Oleh karena itu, Deschamps diperkirakan tidak akan mengambil risiko dengan mengistirahatkan pemain kuncinya seperti Hugo Lloris, Paul Pogba, atau Antoine Griezmann.
Walau begitu, pemain lain seperti Thomas Lemar, Steven N’Zonzi, Benjamin Mendy, Ousmane Dembele, hingga Nabil Fekir dipastikan akan berjuang keras untuk merebut tempat di Starting XI.
Tidak ada yang salah dengan memasukkan nama-nama non-reguler tersebut.
Selain kualitas antarpemain yang hampir merata, skuat Prancis sejatinya memang butuh penyegaran lantaran performa mereka saat menumbangkan Australia (2-1) dan Peru (1-0) tidak bisa dibilang memuaskan.
Laga kontra Denmark ini juga menjadi kesempatan bagi Prancis untuk meredam kritik.
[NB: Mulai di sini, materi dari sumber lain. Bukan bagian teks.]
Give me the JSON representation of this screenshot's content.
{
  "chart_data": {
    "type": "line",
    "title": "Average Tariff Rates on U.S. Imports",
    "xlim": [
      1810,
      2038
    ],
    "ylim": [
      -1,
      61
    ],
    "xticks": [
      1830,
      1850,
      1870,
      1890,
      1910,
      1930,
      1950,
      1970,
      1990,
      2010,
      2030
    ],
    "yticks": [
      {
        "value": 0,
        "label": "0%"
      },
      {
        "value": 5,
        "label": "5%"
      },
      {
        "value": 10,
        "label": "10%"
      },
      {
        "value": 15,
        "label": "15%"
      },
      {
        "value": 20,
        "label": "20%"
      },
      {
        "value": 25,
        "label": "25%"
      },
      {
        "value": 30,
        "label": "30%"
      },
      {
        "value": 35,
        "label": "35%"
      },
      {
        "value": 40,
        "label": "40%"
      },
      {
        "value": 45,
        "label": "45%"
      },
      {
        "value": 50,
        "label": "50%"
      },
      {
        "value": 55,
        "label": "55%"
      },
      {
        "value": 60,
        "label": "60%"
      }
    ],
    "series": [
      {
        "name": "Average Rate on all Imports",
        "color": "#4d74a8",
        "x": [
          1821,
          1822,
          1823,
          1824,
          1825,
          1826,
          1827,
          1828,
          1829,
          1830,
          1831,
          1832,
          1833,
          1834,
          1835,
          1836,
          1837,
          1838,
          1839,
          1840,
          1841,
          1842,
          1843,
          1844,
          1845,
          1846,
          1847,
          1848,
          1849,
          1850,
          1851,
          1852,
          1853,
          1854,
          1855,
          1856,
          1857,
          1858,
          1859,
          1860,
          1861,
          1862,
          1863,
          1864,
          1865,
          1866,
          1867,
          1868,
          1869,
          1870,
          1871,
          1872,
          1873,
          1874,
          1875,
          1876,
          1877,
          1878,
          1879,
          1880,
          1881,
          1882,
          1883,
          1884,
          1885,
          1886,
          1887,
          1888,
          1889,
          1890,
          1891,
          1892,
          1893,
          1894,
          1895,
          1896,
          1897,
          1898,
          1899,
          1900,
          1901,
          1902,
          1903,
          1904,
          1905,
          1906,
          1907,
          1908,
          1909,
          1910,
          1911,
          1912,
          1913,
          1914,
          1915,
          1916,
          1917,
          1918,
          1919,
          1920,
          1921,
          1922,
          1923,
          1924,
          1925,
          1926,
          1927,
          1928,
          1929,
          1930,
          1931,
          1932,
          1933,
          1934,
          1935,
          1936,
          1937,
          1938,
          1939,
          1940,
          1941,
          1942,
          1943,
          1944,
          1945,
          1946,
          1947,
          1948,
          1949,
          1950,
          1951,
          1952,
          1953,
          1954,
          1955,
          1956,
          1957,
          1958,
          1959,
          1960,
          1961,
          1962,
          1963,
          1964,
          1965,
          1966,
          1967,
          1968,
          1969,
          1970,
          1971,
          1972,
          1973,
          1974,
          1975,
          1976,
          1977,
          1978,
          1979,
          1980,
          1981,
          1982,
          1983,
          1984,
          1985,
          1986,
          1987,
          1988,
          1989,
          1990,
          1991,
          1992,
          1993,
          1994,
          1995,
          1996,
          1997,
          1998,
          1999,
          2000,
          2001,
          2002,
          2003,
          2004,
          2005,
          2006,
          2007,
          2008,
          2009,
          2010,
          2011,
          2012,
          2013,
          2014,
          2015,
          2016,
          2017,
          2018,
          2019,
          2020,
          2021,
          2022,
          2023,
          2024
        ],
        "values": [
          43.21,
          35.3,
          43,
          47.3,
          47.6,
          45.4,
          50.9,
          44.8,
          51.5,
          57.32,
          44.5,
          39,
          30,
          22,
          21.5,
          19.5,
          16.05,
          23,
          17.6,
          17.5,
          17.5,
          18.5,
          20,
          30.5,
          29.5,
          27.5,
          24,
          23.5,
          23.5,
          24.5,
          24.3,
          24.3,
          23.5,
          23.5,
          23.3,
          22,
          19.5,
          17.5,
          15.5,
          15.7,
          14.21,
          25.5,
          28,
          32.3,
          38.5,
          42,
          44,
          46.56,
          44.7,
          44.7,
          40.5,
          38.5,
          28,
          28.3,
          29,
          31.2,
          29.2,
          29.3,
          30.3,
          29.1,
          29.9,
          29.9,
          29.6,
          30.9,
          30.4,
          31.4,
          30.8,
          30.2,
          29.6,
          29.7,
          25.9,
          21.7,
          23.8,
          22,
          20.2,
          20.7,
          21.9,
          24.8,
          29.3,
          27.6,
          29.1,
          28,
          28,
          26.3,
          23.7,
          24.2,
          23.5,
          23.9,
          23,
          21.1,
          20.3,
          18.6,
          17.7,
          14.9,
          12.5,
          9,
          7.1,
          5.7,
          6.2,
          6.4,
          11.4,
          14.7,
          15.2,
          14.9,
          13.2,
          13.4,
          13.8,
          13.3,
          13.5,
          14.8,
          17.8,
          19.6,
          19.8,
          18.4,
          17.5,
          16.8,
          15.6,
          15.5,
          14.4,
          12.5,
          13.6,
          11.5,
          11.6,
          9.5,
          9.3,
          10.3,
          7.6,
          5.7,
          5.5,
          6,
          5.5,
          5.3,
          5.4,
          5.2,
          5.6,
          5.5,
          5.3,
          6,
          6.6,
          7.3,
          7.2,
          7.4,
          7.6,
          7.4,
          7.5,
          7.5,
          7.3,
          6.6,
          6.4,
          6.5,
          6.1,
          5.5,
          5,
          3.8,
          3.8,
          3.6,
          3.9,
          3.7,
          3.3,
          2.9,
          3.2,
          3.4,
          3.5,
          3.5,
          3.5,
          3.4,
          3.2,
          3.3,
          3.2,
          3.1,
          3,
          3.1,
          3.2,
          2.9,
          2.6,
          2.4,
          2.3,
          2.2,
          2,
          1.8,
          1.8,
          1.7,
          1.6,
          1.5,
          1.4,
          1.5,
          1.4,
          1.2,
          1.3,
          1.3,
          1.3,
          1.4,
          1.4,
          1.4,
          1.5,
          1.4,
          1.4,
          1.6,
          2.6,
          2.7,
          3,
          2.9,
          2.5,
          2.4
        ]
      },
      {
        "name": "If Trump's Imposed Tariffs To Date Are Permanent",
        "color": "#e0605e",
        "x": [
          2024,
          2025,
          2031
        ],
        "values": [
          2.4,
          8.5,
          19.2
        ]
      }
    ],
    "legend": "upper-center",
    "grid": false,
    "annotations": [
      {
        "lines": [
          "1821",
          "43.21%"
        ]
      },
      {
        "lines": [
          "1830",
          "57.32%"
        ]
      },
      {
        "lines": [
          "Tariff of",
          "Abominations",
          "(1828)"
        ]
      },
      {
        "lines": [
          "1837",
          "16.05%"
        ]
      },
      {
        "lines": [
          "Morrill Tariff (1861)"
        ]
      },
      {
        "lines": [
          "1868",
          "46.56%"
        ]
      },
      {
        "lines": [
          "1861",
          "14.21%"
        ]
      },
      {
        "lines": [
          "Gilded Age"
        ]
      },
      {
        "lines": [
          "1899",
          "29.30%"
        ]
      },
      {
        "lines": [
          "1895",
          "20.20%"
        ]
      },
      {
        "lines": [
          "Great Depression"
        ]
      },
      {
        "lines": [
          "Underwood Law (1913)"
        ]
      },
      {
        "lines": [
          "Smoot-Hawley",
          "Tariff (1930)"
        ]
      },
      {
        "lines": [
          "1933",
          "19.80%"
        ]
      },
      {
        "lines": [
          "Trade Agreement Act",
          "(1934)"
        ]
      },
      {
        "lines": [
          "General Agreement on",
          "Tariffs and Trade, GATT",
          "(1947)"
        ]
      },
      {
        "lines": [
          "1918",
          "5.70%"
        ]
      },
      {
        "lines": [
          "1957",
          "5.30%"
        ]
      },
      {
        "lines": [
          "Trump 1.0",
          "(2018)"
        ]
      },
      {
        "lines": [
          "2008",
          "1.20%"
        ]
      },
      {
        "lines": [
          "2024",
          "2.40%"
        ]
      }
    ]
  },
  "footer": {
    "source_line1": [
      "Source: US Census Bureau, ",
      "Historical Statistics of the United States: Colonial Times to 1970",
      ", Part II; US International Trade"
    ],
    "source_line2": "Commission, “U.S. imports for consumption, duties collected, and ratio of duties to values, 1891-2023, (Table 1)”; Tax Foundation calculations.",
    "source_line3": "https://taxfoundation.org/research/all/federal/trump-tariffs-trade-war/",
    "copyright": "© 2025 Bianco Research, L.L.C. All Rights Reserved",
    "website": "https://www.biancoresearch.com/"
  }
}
Menariknya, salah satu kritik tersebut berasal dari pelatih Denmark Age Hareide.
Sebelum turnamen, Hareide menyebut Prancis sebagai tim yang tidak spesial dan tidak kompak, serta menuding Pogba sebagai pemain yang lebih peduli dengan penampilan tubuhnya.
“Apakah komentar itu akan menambah bumbu pertandingan ini? Garam, merica, cuka – silakan Anda menyebut sendiri bumbu tersebut.